Imaging the structural style of an active normal fault through multidisciplinary geophysical investigation: a case study from the Mw 6.1, 2009 L'Aquila earthquake region (central Italy)

Abstract

The normal fault-system responsible of the 2009 Mw 6.1 L'Aquila earthquake (Paganica-San Demetrio fault-system) comprises several narrow, fault-parallel valleys of controversial origin. We investigated a key section of the southeastern portion of this fault network along the small Verupola Valley. In order to characterize its nature and possible tectonic activity, we applied multiple-geosciences techniques able to image at depth the structure associated to this peculiar landform. We integrated magnetometry, 2-D P wave and resistivity tomography, surface waves and seismic noise analysis coupled with field mapping, shallow boreholes and trenching. According to our results, the Verupola Valley is a ∼30–40-m-deep graben controlled by a SW-dipping master fault and synthetic splays paired with an antithetic NE-dipping fault. The SW-dipping splays are active and cut very shallow (<2 m deep) Late Pleistocene sediments. The small amount of cumulated vertical offset (∼15 m) across the conjugated system may indicate a young fault inception or very low Quaternary slip-rates. Due to its structural continuity with the adjacent mapped strands of the Paganica–San Demetrio fault network, we relate the Verupola Valley to the recent activity of the southeastern segment of this fault system.
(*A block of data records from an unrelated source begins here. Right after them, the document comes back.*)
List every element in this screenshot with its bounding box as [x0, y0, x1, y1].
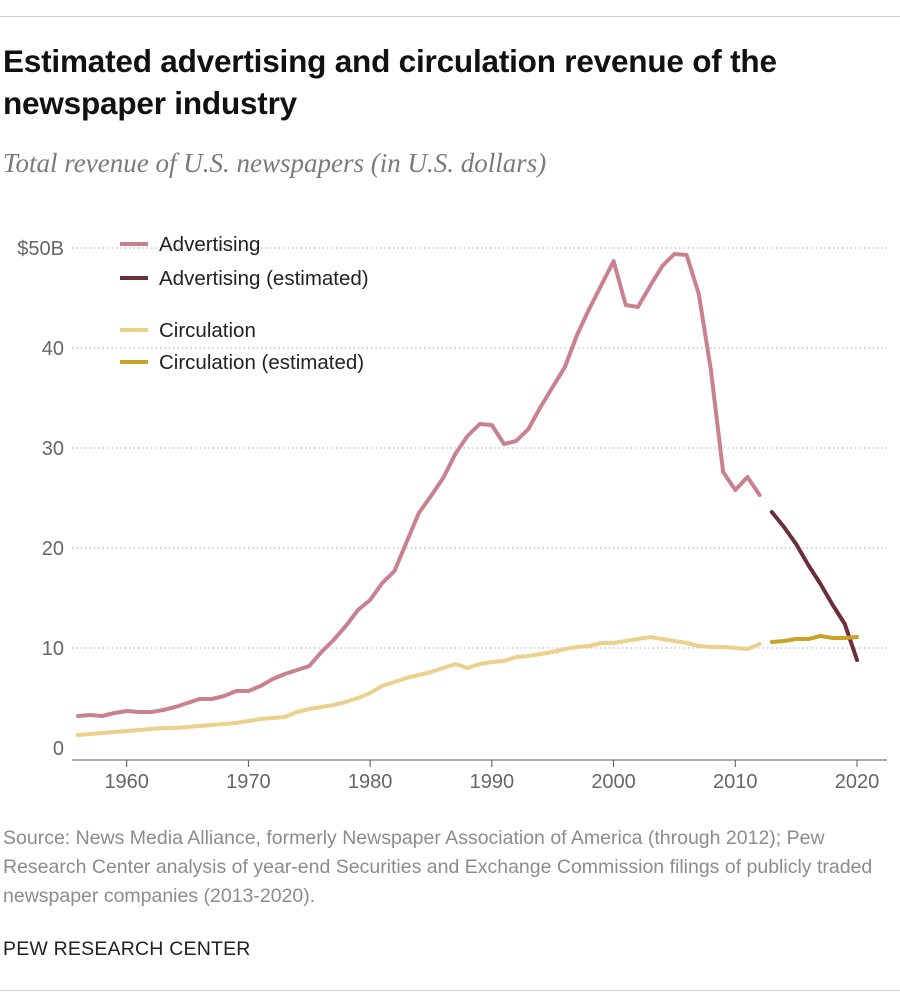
- line-chart: 0 10 20 30 40 $50B 1960 1970 1980 1990 2000 2010 20…: [17, 233, 887, 793]
- x-tick-label: 1960: [104, 771, 149, 793]
- y-tick-label: 40: [42, 338, 64, 360]
- legend-label-advertising: Advertising: [159, 233, 260, 256]
- series-line-circulation: [76, 635, 762, 737]
- legend: Advertising Advertising (estimated) Circul…: [120, 233, 369, 374]
- y-tick-label: 30: [42, 438, 64, 460]
- brand-label: PEW RESEARCH CENTER: [3, 938, 251, 960]
- y-axis-tick-labels: 0 10 20 30 40 $50B: [17, 238, 64, 760]
- x-tick-label: 1990: [470, 771, 515, 793]
- y-tick-label: $50B: [17, 238, 64, 260]
- y-tick-label: 10: [42, 638, 64, 660]
- source-note: Source: News Media Alliance, formerly Ne…: [3, 827, 873, 907]
- legend-label-circulation: Circulation: [159, 319, 256, 342]
- legend-label-circulation-estimated: Circulation (estimated): [159, 351, 364, 374]
- chart-title: Estimated advertising and circulation re…: [3, 43, 777, 121]
- top-rule: [0, 16, 900, 17]
- series-layer: [76, 252, 859, 737]
- chart-subtitle: Total revenue of U.S. newspapers (in U.S…: [3, 148, 547, 178]
- y-tick-label: 20: [42, 538, 64, 560]
- x-tick-label: 1970: [226, 771, 271, 793]
- series-line-advertising: [76, 252, 762, 718]
- series-line-circulation-estimated: [769, 634, 859, 644]
- legend-label-advertising-estimated: Advertising (estimated): [159, 267, 369, 290]
- x-tick-label: 2010: [713, 771, 758, 793]
- x-tick-label: 1980: [348, 771, 393, 793]
- series-line-advertising-estimated: [769, 510, 859, 662]
- x-tick-label: 2000: [591, 771, 636, 793]
- x-axis: 1960 1970 1980 1990 2000 2010 2020: [72, 759, 887, 793]
- x-tick-label: 2020: [835, 771, 880, 793]
- bottom-rule: [0, 990, 900, 991]
- grid-layer: [72, 247, 887, 649]
- y-tick-label: 0: [53, 738, 64, 760]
We also suggest that other fault-parallel valleys can have the same tectonic origin and setting of the Verupola Valley. This latter represents a scale-independent analogue from metric scale (exposed in the palaeoseismological trenches) to the Middle Aterno Basin scale (seen from seismic profiles and fault mapping). Overall, the imaged structural style is coherent with the regional tectonic setting due to Quaternary crustal extension.